Download citation file:
© ARVO (1962-2015); The Authors (2016-present)
To examine changes in spherical equivalent (SE) over 10 years in older persons
The Blue Mountains Eye Study examined 3654 residents aged 49+ years in 1992-4, 2335 (75% of survivors) were re-examined after 5 and 1952 (76% of survivors) after 10 years.At each visit, subjective refraction was performed according to a modified ETDRS Protocol. SE was calculated as the sum of sphere + 0.5 × cylinder power. At the 10-year exams, axial length was measured using an IOL master. Only right phakic eyes with best-corrected visual acuity >20/40 (n=1340) were included in this analysis.

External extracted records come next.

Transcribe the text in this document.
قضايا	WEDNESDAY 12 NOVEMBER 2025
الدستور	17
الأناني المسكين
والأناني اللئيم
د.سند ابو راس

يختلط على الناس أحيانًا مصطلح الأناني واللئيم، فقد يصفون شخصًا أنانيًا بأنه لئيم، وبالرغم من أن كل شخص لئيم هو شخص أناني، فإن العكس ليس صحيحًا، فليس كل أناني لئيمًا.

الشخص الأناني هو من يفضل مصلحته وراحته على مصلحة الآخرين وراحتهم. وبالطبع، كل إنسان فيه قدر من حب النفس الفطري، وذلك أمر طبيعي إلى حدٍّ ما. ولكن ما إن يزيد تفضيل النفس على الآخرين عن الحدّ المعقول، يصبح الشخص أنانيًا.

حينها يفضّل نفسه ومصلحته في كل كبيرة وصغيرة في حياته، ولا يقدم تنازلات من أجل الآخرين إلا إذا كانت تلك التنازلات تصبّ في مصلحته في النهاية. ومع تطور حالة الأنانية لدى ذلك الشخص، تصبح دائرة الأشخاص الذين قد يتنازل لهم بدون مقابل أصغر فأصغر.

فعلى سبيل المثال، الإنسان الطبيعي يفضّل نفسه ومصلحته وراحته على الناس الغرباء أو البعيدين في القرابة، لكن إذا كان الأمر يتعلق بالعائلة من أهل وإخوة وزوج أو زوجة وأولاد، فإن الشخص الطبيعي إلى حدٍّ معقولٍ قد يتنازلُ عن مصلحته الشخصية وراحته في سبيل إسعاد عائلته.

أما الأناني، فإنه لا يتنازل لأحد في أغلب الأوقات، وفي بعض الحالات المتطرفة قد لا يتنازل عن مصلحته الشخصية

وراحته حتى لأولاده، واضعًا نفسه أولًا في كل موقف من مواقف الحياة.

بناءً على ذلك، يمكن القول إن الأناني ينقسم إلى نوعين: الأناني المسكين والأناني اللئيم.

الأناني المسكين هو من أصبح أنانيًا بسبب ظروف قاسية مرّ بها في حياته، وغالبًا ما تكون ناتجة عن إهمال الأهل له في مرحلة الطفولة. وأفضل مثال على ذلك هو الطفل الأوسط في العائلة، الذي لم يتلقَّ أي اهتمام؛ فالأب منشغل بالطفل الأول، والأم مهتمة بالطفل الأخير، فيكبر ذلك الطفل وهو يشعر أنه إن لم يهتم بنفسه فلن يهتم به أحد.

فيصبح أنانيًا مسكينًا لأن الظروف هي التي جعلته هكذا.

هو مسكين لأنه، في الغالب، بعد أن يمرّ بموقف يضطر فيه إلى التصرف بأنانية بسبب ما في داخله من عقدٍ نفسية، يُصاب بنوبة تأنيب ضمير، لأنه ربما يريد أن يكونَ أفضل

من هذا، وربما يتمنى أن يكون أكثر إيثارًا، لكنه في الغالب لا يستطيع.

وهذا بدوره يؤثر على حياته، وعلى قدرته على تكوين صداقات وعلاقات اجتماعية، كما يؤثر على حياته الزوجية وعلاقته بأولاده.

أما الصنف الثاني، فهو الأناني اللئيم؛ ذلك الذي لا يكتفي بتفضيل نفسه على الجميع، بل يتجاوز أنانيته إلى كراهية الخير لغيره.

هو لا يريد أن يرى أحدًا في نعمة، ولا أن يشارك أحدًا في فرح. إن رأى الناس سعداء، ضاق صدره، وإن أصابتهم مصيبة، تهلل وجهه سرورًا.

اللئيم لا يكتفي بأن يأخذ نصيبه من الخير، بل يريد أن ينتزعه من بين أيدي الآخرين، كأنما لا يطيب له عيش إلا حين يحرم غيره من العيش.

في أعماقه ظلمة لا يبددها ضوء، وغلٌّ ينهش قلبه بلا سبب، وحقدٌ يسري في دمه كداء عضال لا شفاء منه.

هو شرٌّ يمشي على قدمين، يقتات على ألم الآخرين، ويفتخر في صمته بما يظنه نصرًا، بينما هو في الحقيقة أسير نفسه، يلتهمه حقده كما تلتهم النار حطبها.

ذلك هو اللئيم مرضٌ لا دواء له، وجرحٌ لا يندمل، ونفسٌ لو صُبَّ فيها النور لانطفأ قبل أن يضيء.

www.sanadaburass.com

Over the 10-year period, the overall change was a hyperopic shift in mean SE among persons younger than 65 years and a myopic shift associated with increasing age among those older than 65 years: the gender-adjusted mean change in SE in persons aged 49 to 54, 55 to 64, 65 to 74, and 75+ years at baseline examination was 0.40 D, 0.33D, -0.02D, -0.6D, respectively. Apart from age, refractive change was strongly associated with baseline nuclear cataract. Eyes with nuclear cataract at baseline had a mean myopic shift of -0.96D, compared to 0.26 D in eyes without nuclear cataract (p<0.001). Baseline refractive status, education levels and the presence of diabetes were not associated with SE changes. The age-adjusted mean change in SE was 0.19D, 0.22D and 0.23D for hyperopic, emmetropic and myopic eyes, respectively (p = 0.8). There was no clinically meaningful change in mean cylinder power over the 10-year period, with mean changes ranging from 0.02D in persons aged 49-54 years to 0.28D in those aged 75+ years, with only 25% of these changes +0.5D or more. There was a 10% increase in "against the rule astigmatism" and a 2% decrease in "with the rule" astigmatism in the 10-year period. Cross-sectional data collected at the 10-year visit showed a reduction in axial length associated with age: the mean axial length was 23.61mm (CI 23.50-23.73) in subjects aged 49-54 years at baseline while it was 23.15mm (CI 22.83-23.47) in those aged 75+ years.
These data confirm a previously reported hyperopic shift in persons younger than 65 years and a myopic shift thereafter, likely due to the development of nuclear cataract. There may also be age-related decreases in axial length.